I don’t respond, opting to smile instead. I’m not a crier, but his words make a surge of emotions rise inside of me. I turn to the woman who has been my wife for the past four months and grin, feeling like the luckiest motherfucker in the world, because I am. We married the day after I proposed, just as I told her we would. As soon as her parents’ flight landed, we picked them up from the airport, called Vic and Mia and had them drive to the courthouse. Even Dallas showed up to help us celebrate, which was an added bonus, since I associate him with her Wyatt-era, or used to.
I moved my stuff into her cottage on the beach and worked in the hospital while I found a permanent job, which took a couple of months, but it happened. The best part about my job, aside from the fact that I work with a great team of doctors in a good environment, is that we stayed in Santa Barbara. When Estelle’s lease was up, we bought a space together, close to our little beach cottage. It’s still a work in progress, and although I help her as much as I can with it, ultimately it’s her space. It’s her dream that she brings to life every time she walks in there. I’m just happy she lets me be a part of it all.
At the feel of Estelle’s hand sliding into mine, I smile and lead her to the officiate to be married again, in front of all of our friends and family.
“You’re supposed to look at him,” she whispers.
“I’m here to marry you, not him.”
She laughs, her eyes flittering up to mine. “I promise you can stare at me for the rest of your life. But not all the time, because that would be totally creepy.”
I lean down and kiss the tip of her nose. “Kind of how you were staring—”
“Okay, you guys need to seriously shut up,” Victor interrupts from beside me with a groan.
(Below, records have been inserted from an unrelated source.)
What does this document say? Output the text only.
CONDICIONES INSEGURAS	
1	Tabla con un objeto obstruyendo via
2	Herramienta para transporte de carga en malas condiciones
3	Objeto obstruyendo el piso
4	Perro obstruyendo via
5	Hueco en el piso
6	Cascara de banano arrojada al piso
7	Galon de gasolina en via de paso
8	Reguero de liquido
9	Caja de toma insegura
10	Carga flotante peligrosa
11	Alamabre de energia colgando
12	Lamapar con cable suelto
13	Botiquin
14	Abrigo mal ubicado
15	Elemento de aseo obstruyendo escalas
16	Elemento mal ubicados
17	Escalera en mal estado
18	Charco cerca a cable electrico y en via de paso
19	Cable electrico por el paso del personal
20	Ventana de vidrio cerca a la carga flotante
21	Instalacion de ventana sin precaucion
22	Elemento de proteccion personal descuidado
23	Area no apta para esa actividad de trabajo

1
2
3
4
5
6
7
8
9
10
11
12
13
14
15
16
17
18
“Yeah, nobody wants to know where that conversation was going,” Mia adds.
“Keep it PG,” Jenson chimes in.
“I’m about to kick everybody out of here,” I say in response to the officiate clearing his throat and raising his eyebrows with impatience.
The ceremony continues without interruptions. We say our vows, which are short and generic, and we both smile at the memory of our longer vows, the ones we recited to each other in bed the night after we got our marriage license. We slide the rings on each other’s fingers and hold hands again, and, as soon as we’re pronounced Mr. and Mrs. Hart, we turn to one another. It’s as if everybody around us disappears. Our eyes lock, my hands comb into her hair, hers cup my jaw, and we move almost as if in slow motion, our eyes scanning every inch of the other’s face, completely immersed in this moment.
At the sound of the waves crashing in the distance, Estelle’s eyes start to brim with tears, but she’s smiling, the elation in her eyes matching what I feel inside. Suddenly, the moment right before our lips touch, droplets of rain start to fall over us. We pull back slightly and turn our heads up to the sky. Our guests start chanting for us to kiss. A slew of “Hurry up already! What are you waiting for?” surround us, but Elle and I remain unmoved. We smile, we laugh, and finally I pull her face to mine and my lips close over hers, taking, giving, offering, asking, pleading, promising. I kiss her with all that I am, imperfect but willing, hopeful and full of potential. Take me, I say with my tongue. Let me prove myself to you. I’ll be worthy, I promise. And she kisses me back with the same ardor, sealing our vow.